When your tooling is fooling you. Code review and continuous integration with Gerrit & Jenkins done right.

tl;dr: When you are using Gerrit and Jenkins on the same machine, know what you’re doing!

In a recent project we decided to increase code quality by introducing Gerrit as Code Review Tool.
The configuration looks as follows:

Next to a colleague who reviews the patchset, we created a dedicated Jenkins job which verfies the patchset by building the project with the usual maven build configuration “mvn clean install” on the same machine. Only when both the reviewer and the ci server accept the patchset, it will be merged into our git repository.

After a successful merge of the patchset another jenkins job is triggered for deployment purpose.
That job is not surprisingly configured with “ mvn clean install -U”.
Meaning Jenkins is cleaning up the working directory and building the project by using the newest snapshots and/or releases.

Last days we encounterd a problem with our setup. Surprisingly projects faild to build with the unexpected reason of incorrect usage of code in an artifact which in the meanwhile wasn’t changed. There have been changesets in Gerrit but since they haven’t been reviewed and merged yet, they should not be in the artifact used by other projects.

So whats going on right here?

Analysing the setup we came across the usage of the “-U” Parameter of Maven. The Manual says:

-U,--update-snapshots
Forces a check for updated releases and snapshots on remote repositories

At the first glance it seems to be what we want our Jenkins job to do. Checking for the newest dependencies before building a project and deploying it into our repository. But in combination with the Gerrit Jenkins job runnning on the same server, which verifies every patchset pushed to Gerrit we introduced an epic flaw.
The install plugin of maven puts every built artifact into the local repository which by definition is of course the newest artifact you can get. So every project using this dependency will take that artifact, even when configured with the “-U” parameter, which only checks if the artifact in the remote repository is newer. The attentive reader knows why it is not.

So whats the solution?

There are three possibilities to overcome the flaw:

Of course you may use dedicated server for both Jenkins and Gerrit. Not sharing the local repository avoids getting in trouble with artifacts, which are temporary and not ready for public usage.
Not only because of the costs, also the higher administrative effort might be a reason to look for other solutions.

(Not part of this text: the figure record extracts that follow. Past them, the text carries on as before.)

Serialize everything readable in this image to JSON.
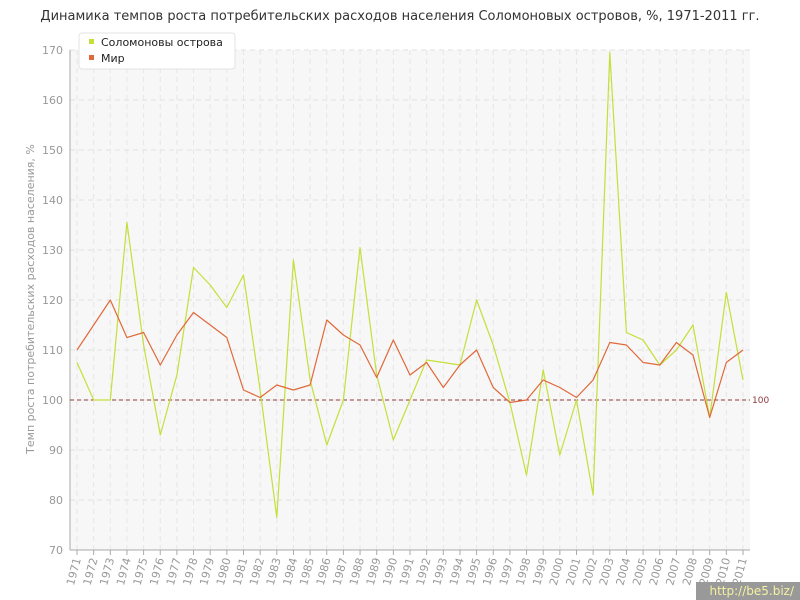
{
  "chart_data": {
    "type": "line",
    "title": "Динамика темпов роста потребительских расходов населения Соломоновых островов, %, 1971-2011 гг.",
    "ylabel": "Темп роста потребительских расходов населения, %",
    "xlabel": "",
    "ylim": [
      70,
      170
    ],
    "yticks": [
      70,
      80,
      90,
      100,
      110,
      120,
      130,
      140,
      150,
      160,
      170
    ],
    "grid": true,
    "legend_position": "top-left",
    "x": [
      1971,
      1972,
      1973,
      1974,
      1975,
      1976,
      1977,
      1978,
      1979,
      1980,
      1981,
      1982,
      1983,
      1984,
      1985,
      1986,
      1987,
      1988,
      1989,
      1990,
      1991,
      1992,
      1993,
      1994,
      1995,
      1996,
      1997,
      1998,
      1999,
      2000,
      2001,
      2002,
      2003,
      2004,
      2005,
      2006,
      2007,
      2008,
      2009,
      2010,
      2011
    ],
    "series": [
      {
        "name": "Соломоновы острова",
        "color": "#c5df3a",
        "values": [
          107.5,
          100,
          100,
          135.5,
          111,
          93,
          105,
          126.5,
          123,
          118.5,
          125,
          102,
          76.5,
          128,
          104,
          91,
          100,
          130.5,
          105,
          92,
          100,
          108,
          107.5,
          107,
          120,
          111,
          99.5,
          85,
          106,
          89,
          100,
          81,
          169.5,
          113.5,
          112,
          107,
          110,
          115,
          96.5,
          121.5,
          104
        ]
      },
      {
        "name": "Мир",
        "color": "#e0693a",
        "values": [
          110,
          115,
          120,
          112.5,
          113.5,
          107,
          113,
          117.5,
          115,
          112.5,
          102,
          100.5,
          103,
          102,
          103,
          116,
          113,
          111,
          104.5,
          112,
          105,
          107.5,
          102.5,
          107,
          110,
          102.5,
          99.5,
          100,
          104,
          102.5,
          100.5,
          104,
          111.5,
          111,
          107.5,
          107,
          111.5,
          109,
          96.5,
          107.5,
          110
        ]
      }
    ],
    "reference_line": {
      "value": 100,
      "label": "100",
      "color": "#8e3a3a"
    }
  },
  "watermark": "http://be5.biz/"
}
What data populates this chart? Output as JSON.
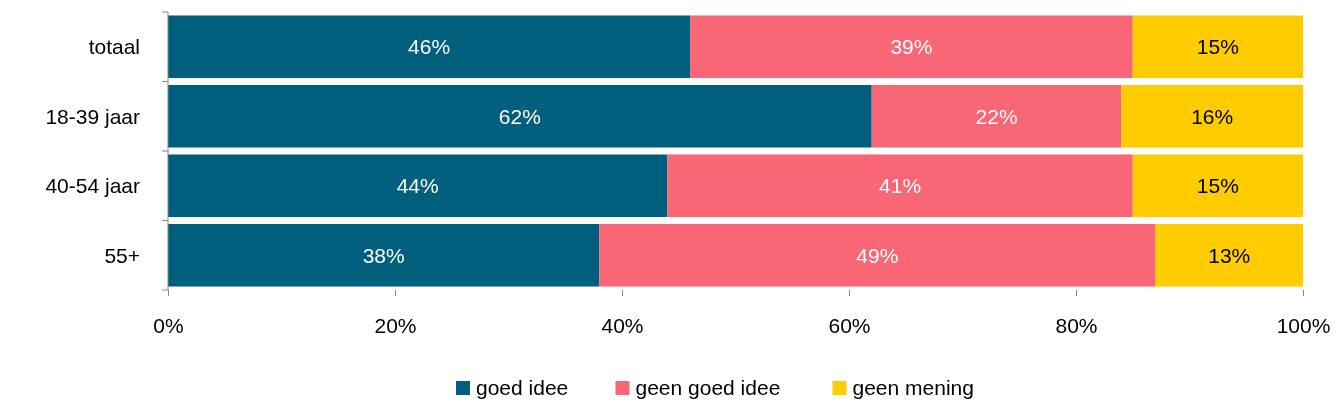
{
  "chart_data": {
    "type": "bar",
    "orientation": "horizontal",
    "stacked": true,
    "categories": [
      "totaal",
      "18-39 jaar",
      "40-54 jaar",
      "55+"
    ],
    "series": [
      {
        "name": "goed idee",
        "color": "#005f7d",
        "values": [
          46,
          62,
          44,
          38
        ]
      },
      {
        "name": "geen goed idee",
        "color": "#f96675",
        "values": [
          39,
          22,
          41,
          49
        ]
      },
      {
        "name": "geen mening",
        "color": "#ffcc00",
        "values": [
          15,
          16,
          15,
          13
        ]
      }
    ],
    "xlim": [
      0,
      100
    ],
    "xticks": [
      {
        "value": 0,
        "label": "0%"
      },
      {
        "value": 20,
        "label": "20%"
      },
      {
        "value": 40,
        "label": "40%"
      },
      {
        "value": 60,
        "label": "60%"
      },
      {
        "value": 80,
        "label": "80%"
      },
      {
        "value": 100,
        "label": "100%"
      }
    ],
    "value_labels": [
      [
        "46%",
        "62%",
        "44%",
        "38%"
      ],
      [
        "39%",
        "22%",
        "41%",
        "49%"
      ],
      [
        "15%",
        "16%",
        "15%",
        "13%"
      ]
    ],
    "legend": "bottom",
    "grid": false
  }
}
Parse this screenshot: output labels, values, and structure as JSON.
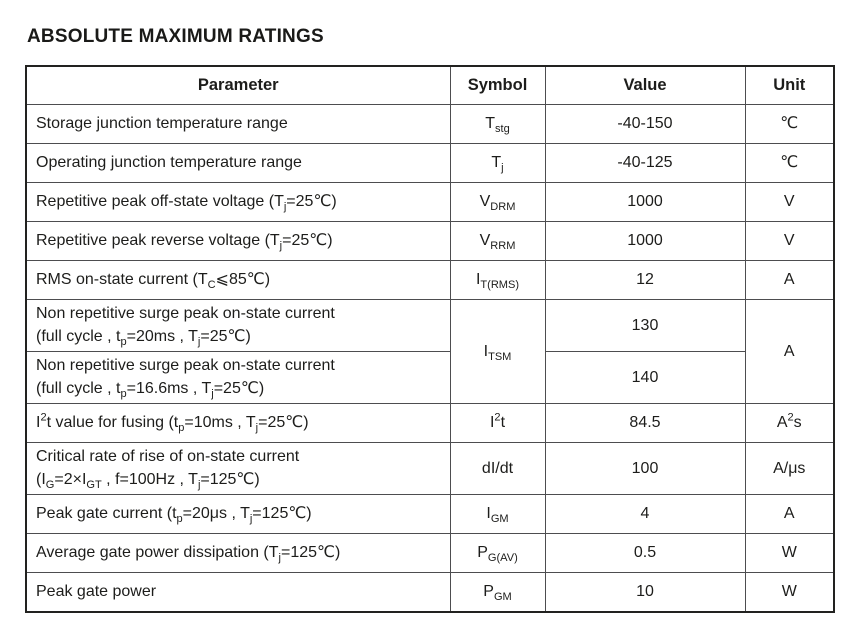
{
  "page": {
    "title": "ABSOLUTE MAXIMUM RATINGS"
  },
  "table": {
    "headers": {
      "parameter": "Parameter",
      "symbol": "Symbol",
      "value": "Value",
      "unit": "Unit"
    },
    "rows": [
      {
        "parameter": "Storage junction temperature range",
        "symbol": "T<sub>stg</sub>",
        "value": "-40-150",
        "unit": "℃"
      },
      {
        "parameter": "Operating junction temperature range",
        "symbol": "T<sub>j</sub>",
        "value": "-40-125",
        "unit": "℃"
      },
      {
        "parameter": "Repetitive peak off-state voltage (T<sub>j</sub>=25℃)",
        "symbol": "V<sub>DRM</sub>",
        "value": "1000",
        "unit": "V"
      },
      {
        "parameter": "Repetitive peak reverse voltage (T<sub>j</sub>=25℃)",
        "symbol": "V<sub>RRM</sub>",
        "value": "1000",
        "unit": "V"
      },
      {
        "parameter": "RMS on-state current (T<sub>C</sub>⩽85℃)",
        "symbol": "I<sub>T(RMS)</sub>",
        "value": "12",
        "unit": "A"
      },
      {
        "parameter": "Non repetitive surge peak on-state current<br>(full cycle , t<sub>p</sub>=20ms , T<sub>j</sub>=25℃)",
        "symbol": "I<sub>TSM</sub>",
        "value": "130",
        "unit": "A"
      },
      {
        "parameter": "Non repetitive surge peak on-state current<br>(full cycle , t<sub>p</sub>=16.6ms , T<sub>j</sub>=25℃)",
        "value": "140"
      },
      {
        "parameter": "I<sup>2</sup>t value for fusing (t<sub>p</sub>=10ms , T<sub>j</sub>=25℃)",
        "symbol": "I<sup>2</sup>t",
        "value": "84.5",
        "unit": "A<sup>2</sup>s"
      },
      {
        "parameter": "Critical rate of rise of on-state current<br>(I<sub>G</sub>=2×I<sub>GT</sub> , f=100Hz , T<sub>j</sub>=125℃)",
        "symbol": "dI/dt",
        "value": "100",
        "unit": "A/μs"
      },
      {
        "parameter": "Peak gate current (t<sub>p</sub>=20μs , T<sub>j</sub>=125℃)",
        "symbol": "I<sub>GM</sub>",
        "value": "4",
        "unit": "A"
      },
      {
        "parameter": "Average gate power dissipation (T<sub>j</sub>=125℃)",
        "symbol": "P<sub>G(AV)</sub>",
        "value": "0.5",
        "unit": "W"
      },
      {
        "parameter": "Peak gate power",
        "symbol": "P<sub>GM</sub>",
        "value": "10",
        "unit": "W"
      }
    ]
  }
}
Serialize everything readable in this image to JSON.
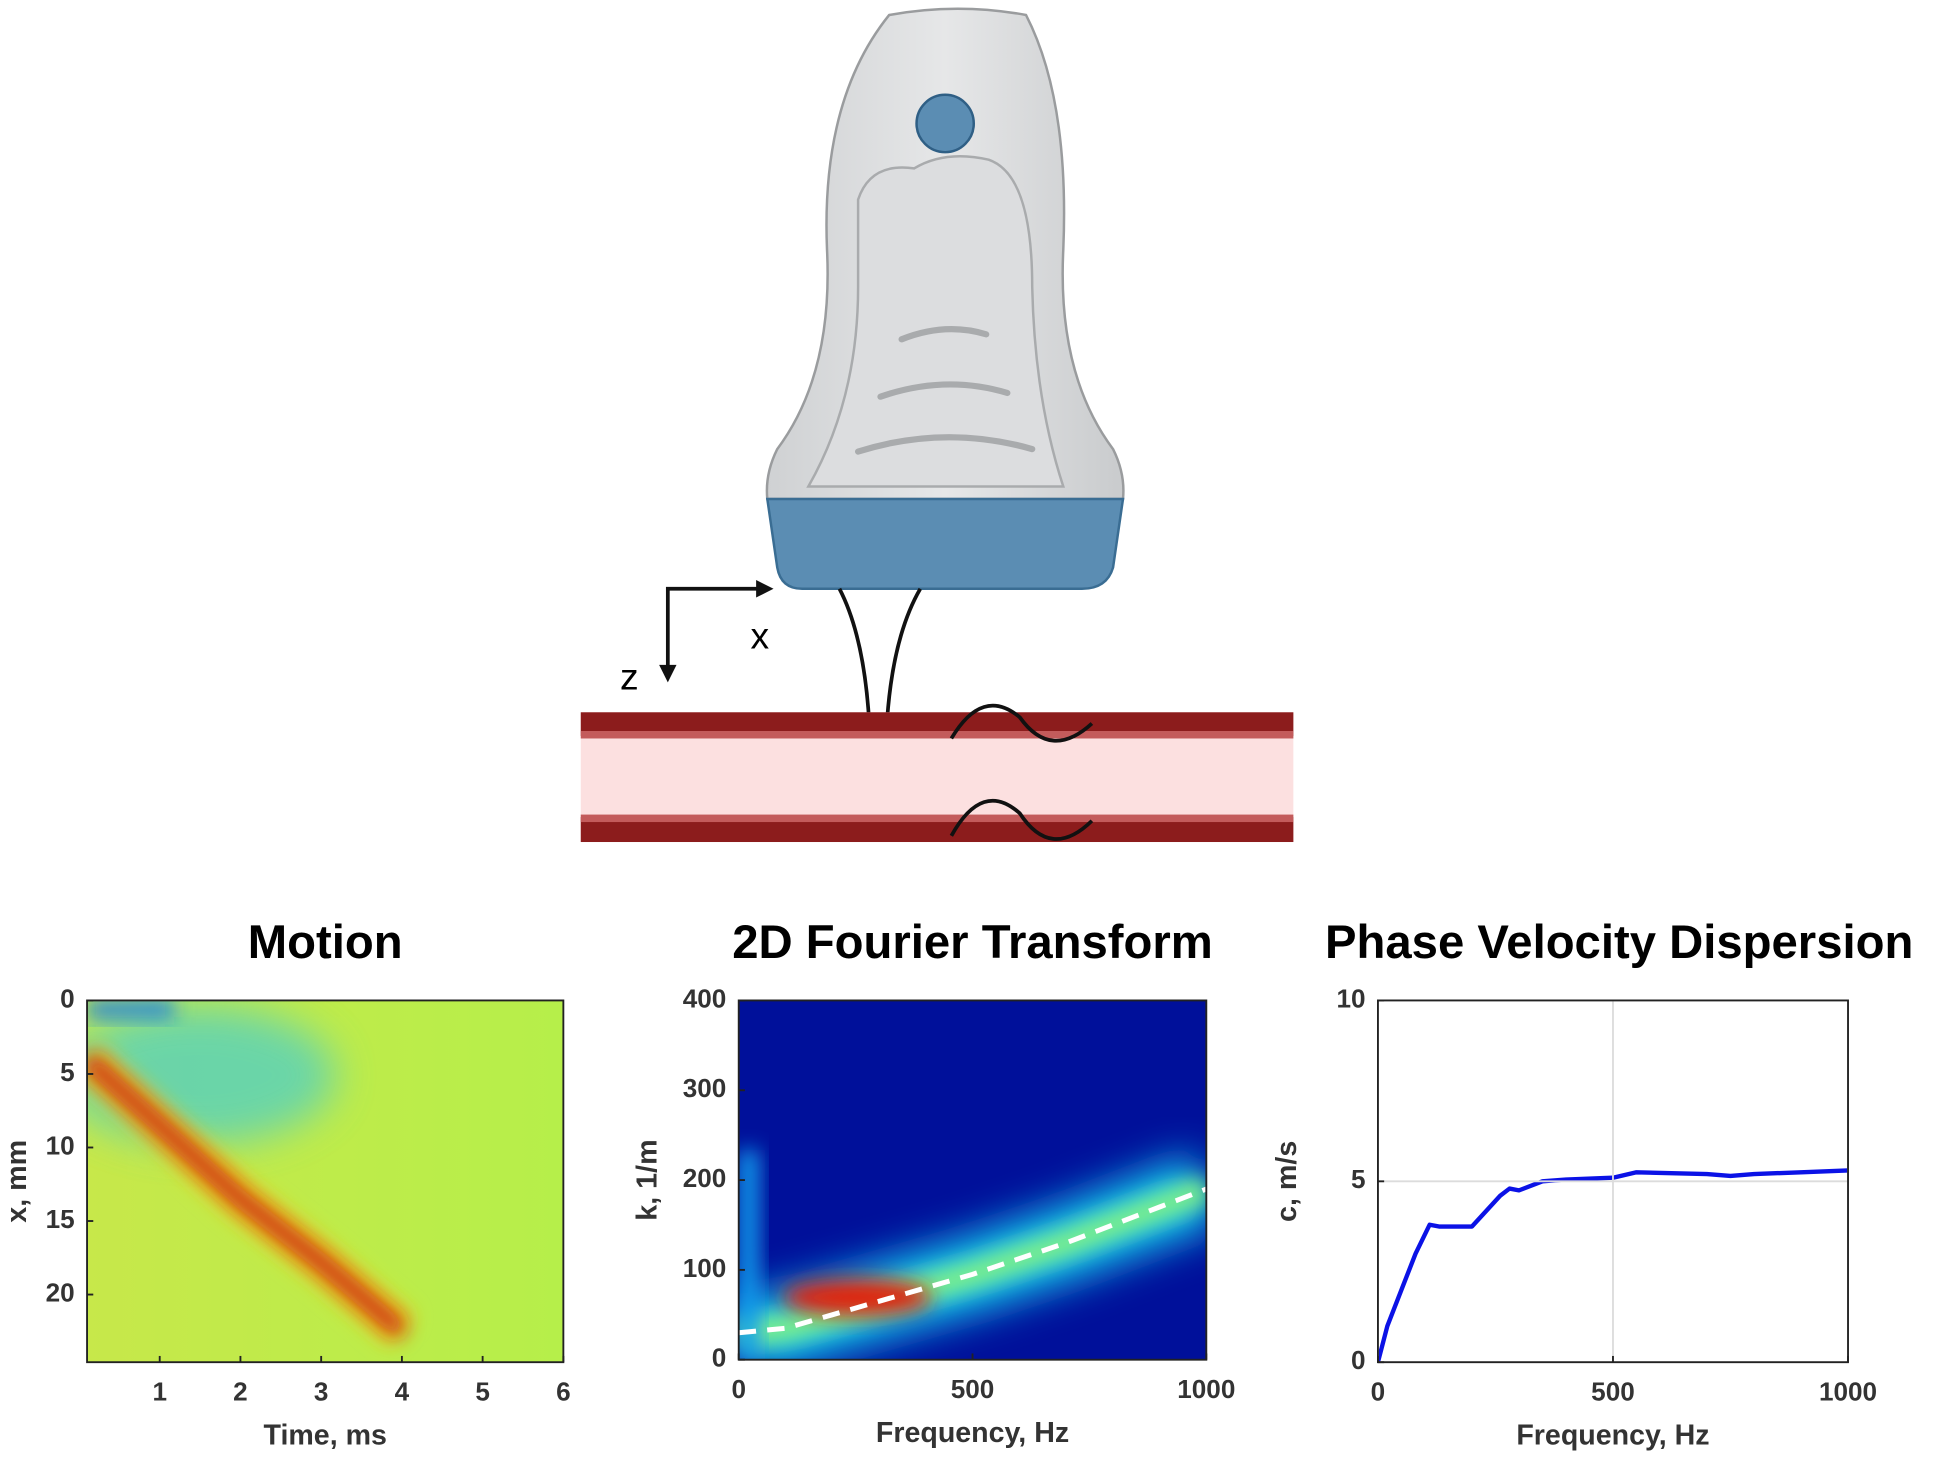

Maven ships the goal dependency:purge-local-repository within the maven-dependency-plugin, allowing you to remove all dependencies from the local maven repository. Configured in the process-sources phase it would solve the problem in our case. That solution kind of protects your project from using dirty artifacts.
Howerver this unfortunately removes the symptoms, but not the cause.

There is an other solution which is easier than you might thought. Just configure the Gerrit Jenkins job with “mvn clean package”. This is what we actually want that job to do. It verifies the patchset by building the project without putting that temporary and half-baked version of the artifact into the local repository.
Don’t forget to initially clean up the local repository if you switch from ‘install’ to ‘package’, as there still might be an unwanted version of the artifact.

Conclusion

Let me point out the conclusion in three simple bullet points:

  • Know your artifact lifecycle and its relevance as dependency
  • Be careful with different tools running on the same machine sharing resources
  • Use Gerrit! Beside of our fail in the configuration it for sure increased our code quality and distributed knowledge of the codebase in our team

Did you have similar problems with that setup? Or other solutions? Don’t hesitate to comment your experience.

Kommentare

  1. Hi Marc and Jo,
    thanks for your feedback. I think it depends on what the jenkins jobs should do. In my opinion the <strong>Gerrit</strong>-Jenkins-Job should not execute the integration-test goal. As that might be an expensive job and would slow down the review process. There is an further job mentioned above which does the integration testing right before deploying the artifact.

  2. Thank you Marc, I should reload pages before posting!

  3. Note that the maven goal `package` will not run the `verify` goal as it comes earlier in the lifecycle and thus possibly will skip some tests.

  4. Hi. Nice blog! Regarding your second solution keep in mind, that the integration-test phase comes after packaging. So in my opinion mvn clean verify would be an even better solution.